Jusqu'à présent, la Cour de cassation jugeait, en matière de procédure d'appel avec représentation obligatoire, d'une part, que la péremption de l'instance d'appel est encourue lorsque, après avoir conclu en application des articles 908 et 909 du code de procédure civile, les parties n'ont pas pris d'initiative pour faire avancer l'instance ou obtenir du conseiller de la mise en état la fixation, en application de l'article 912 du code de procédure civile, des débats de l'affaire, d'autre part, que la demande de la partie appelante adressée au président de la formation de jugement en vue de la fixation de l'affaire pour être plaidée, au motif qu'elle n'entend pas répliquer aux dernières conclusions de l'intimé, interrompt le délai de péremption de l'instance mais ne le suspend pas.

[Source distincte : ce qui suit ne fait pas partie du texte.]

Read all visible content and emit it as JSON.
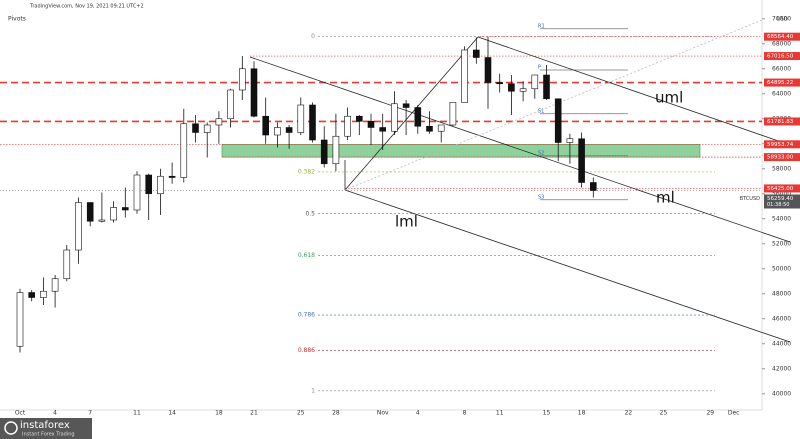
{
  "chart_data": {
    "type": "candlestick",
    "header": "TradingView.com, Nov 19, 2021 09:21 UTC+2",
    "indicator": "Pivots",
    "currency": "USD",
    "categories": [
      "Oct",
      null,
      null,
      "4",
      null,
      null,
      "7",
      null,
      null,
      null,
      "11",
      null,
      null,
      "14",
      null,
      null,
      null,
      "18",
      null,
      null,
      "21",
      null,
      null,
      null,
      "25",
      null,
      null,
      "28",
      null,
      null,
      null,
      "Nov",
      null,
      null,
      "4",
      null,
      null,
      null,
      "8",
      null,
      null,
      "11",
      null,
      null,
      null,
      "15",
      null,
      null,
      "18",
      null,
      null,
      null,
      "22",
      null,
      null,
      "25",
      null,
      null,
      null,
      "29",
      null,
      "Dec"
    ],
    "series": [
      {
        "name": "BTCUSD",
        "open": [
          43800,
          48100,
          47700,
          48200,
          49200,
          51500,
          55300,
          53800,
          53900,
          54900,
          54700,
          57500,
          56000,
          57400,
          57300,
          61600,
          60900,
          61500,
          62000,
          64300,
          66000,
          62200,
          60700,
          61300,
          60900,
          63100,
          60300,
          58400,
          60600,
          62200,
          61800,
          61300,
          61000,
          63200,
          62900,
          61400,
          61000,
          61500,
          63300,
          67500,
          66900,
          64900,
          64800,
          64200,
          64400,
          65500,
          63600,
          60100,
          60400,
          56900,
          null,
          null,
          null,
          null,
          null,
          null,
          null,
          null,
          null,
          null,
          null,
          null
        ],
        "high": [
          48400,
          48300,
          49300,
          49500,
          51900,
          55700,
          55300,
          56100,
          55400,
          56500,
          57800,
          57600,
          58000,
          58500,
          62800,
          62300,
          61700,
          62600,
          64400,
          67016,
          66600,
          63700,
          61700,
          61500,
          63700,
          63300,
          61400,
          62400,
          62900,
          62300,
          62400,
          62400,
          64200,
          63500,
          63100,
          62600,
          61500,
          63300,
          67800,
          68500,
          68564,
          65600,
          65500,
          65000,
          65500,
          66300,
          63600,
          60800,
          60900,
          57300,
          null,
          null,
          null,
          null,
          null,
          null,
          null,
          null,
          null,
          null,
          null,
          null
        ],
        "low": [
          43300,
          47400,
          47100,
          46900,
          49000,
          50400,
          53400,
          53700,
          53700,
          54100,
          54400,
          53900,
          54300,
          56800,
          56900,
          60100,
          58900,
          60000,
          61300,
          63500,
          62100,
          60000,
          59700,
          59600,
          60700,
          60100,
          58100,
          57800,
          60300,
          60700,
          59900,
          59500,
          60700,
          60700,
          60800,
          60800,
          60100,
          61400,
          63300,
          66400,
          62800,
          64100,
          62300,
          63400,
          63600,
          63500,
          58600,
          58400,
          56500,
          55700,
          null,
          null,
          null,
          null,
          null,
          null,
          null,
          null,
          null,
          null,
          null,
          null
        ],
        "close": [
          48100,
          47700,
          48200,
          49200,
          51500,
          55300,
          53800,
          53900,
          54900,
          54700,
          57500,
          56000,
          57400,
          57300,
          61600,
          60900,
          61500,
          62000,
          64300,
          66000,
          62200,
          60700,
          61300,
          60900,
          63100,
          60300,
          58400,
          60600,
          62200,
          61800,
          61300,
          61000,
          63200,
          62900,
          61400,
          61000,
          61500,
          63300,
          67500,
          66900,
          64900,
          64800,
          64200,
          64400,
          65500,
          63600,
          60100,
          60400,
          56900,
          56259.4,
          null,
          null,
          null,
          null,
          null,
          null,
          null,
          null,
          null,
          null,
          null,
          null
        ],
        "up_color": "#ffffff",
        "down_color": "#111111"
      }
    ],
    "ylim": [
      38700,
      70700
    ],
    "yticks": [
      40000,
      42000,
      44000,
      46000,
      48000,
      50000,
      52000,
      54000,
      56000,
      58000,
      60000,
      62000,
      64000,
      66000,
      68000,
      70000
    ],
    "price_tags": [
      {
        "value": 68564.4,
        "label": "68564.40",
        "color": "#e53935",
        "style": "dotted"
      },
      {
        "value": 67016.5,
        "label": "67016.50",
        "color": "#e53935",
        "style": "dotted"
      },
      {
        "value": 64895.22,
        "label": "64895.22",
        "color": "#e53935",
        "style": "dashed"
      },
      {
        "value": 61781.83,
        "label": "61781.83",
        "color": "#e53935",
        "style": "dashed"
      },
      {
        "value": 59953.74,
        "label": "59953.74",
        "color": "#e53935",
        "style": "dotted"
      },
      {
        "value": 58933,
        "label": "58933.00",
        "color": "#e53935",
        "style": "dotted"
      },
      {
        "value": 56425,
        "label": "56425.00",
        "color": "#e53935",
        "style": "dotted"
      }
    ],
    "last_price": {
      "value": 56259.4,
      "label": "56259.40",
      "countdown": "01:38:50",
      "color": "#555555"
    },
    "zone": {
      "color": "#7cc98a"
    },
    "fib_levels": [
      {
        "value": 68564,
        "label": "0",
        "color": "#888888"
      },
      {
        "value": 57743,
        "label": "0.382",
        "color": "#a0b040"
      },
      {
        "value": 54400,
        "label": "0.5",
        "color": "#555555"
      },
      {
        "value": 51057,
        "label": "0.618",
        "color": "#3aa060"
      },
      {
        "value": 46298,
        "label": "0.786",
        "color": "#3a70c0"
      },
      {
        "value": 43465,
        "label": "0.886",
        "color": "#c03030"
      },
      {
        "value": 40236,
        "label": "1",
        "color": "#888888"
      }
    ],
    "pivots": [
      {
        "value": 69200,
        "label": "R1"
      },
      {
        "value": 65900,
        "label": "P"
      },
      {
        "value": 62400,
        "label": "S1"
      },
      {
        "value": 59040,
        "label": "S2"
      },
      {
        "value": 55520,
        "label": "S3"
      }
    ],
    "annotations": [
      "uml",
      "ml",
      "lml"
    ],
    "brand": "instaforex",
    "brand_tagline": "Instant Forex Trading"
  }
}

Toutefois, la cour de cassation a reconsidérée cette jurisprudence le 7 mars 2024.
Désormais, lorsque les parties ont accompli, conformément notamment aux dispositions de l'article 910-4 du code de procédure civile, l'ensemble des charges leur incombant dans les délais impartis par les articles 908 à 910 en ayant présenté l'ensemble de leurs prétentions au fond sans plus rien avoir à ajouter au soutien de leurs prétentions respectives, elles n'ont plus de diligences utiles à effectuer en vue de faire avancer l'affaire, la direction de la procédure leur échappant alors au profit du conseiller de la mise en état.
Il en découle que lorsque le conseiller de la mise en état n'a pas été en mesure de fixer, avant l'expiration du délai de péremption de l'instance, la date de la clôture ainsi que celle des plaidoiries, il ne saurait être imposé aux parties de solliciter la fixation de la date des débats à la seule fin d'interrompre le cours de la péremption.
Ainsi celles-ci ayant accompli toutes les charges procédurales leur incombant, la péremption ne court plus à leur encontre, sauf si le conseiller de la mise en état fixe un calendrier ou leur enjoint d'accomplir une diligence particulière.
En l'espèce, il est constant que les parties ont conclu dans les délais des articles 908 et 909 du code de procédure civile et présenté ainsi l'ensemble de leurs prétentions au fond sans plus rien avoir à ajouter au soutien de leurs prétentions respectives, que depuis la date du 23 juillet 2021 elles n'avaient plus de diligences utiles à effectuer en vue de faire avancer l'affaire, le conseiller de la mise en état ne leur ayant ni fixé un calendrier ni enjoint d'accomplir une diligence particulière de sorte que la péremption de l'instance ne courant plus à leur encontre, celle-ci n'était pas acquise le 24 juillet 2023.
Il convient de débouter la SARL Zeeman Textielsupers de sa demande de constatation de la péremption de l'instance .
La SARL Zeeman Textielsupers est condamnée aux dépens et déboutée de sa demande fondée sur l'article 700 du code de procédure civile.
PAR CES MOTIFS:
Rejetons la demande de la SARL Zeeman Textielsupers aux fins de constatation de la péremption de l'instance.
Condamnons SARL Zeeman Textielsupers aux dépens de l'incident et la déboutons de sa demande fondée sur l'article 700 du code de procédure civile.
Fait à Aix-en-Provence, le 29 mars 2024
Le greffier Le magistrat de la mise en état
Copie délivrée aux avocats des parties ce jour.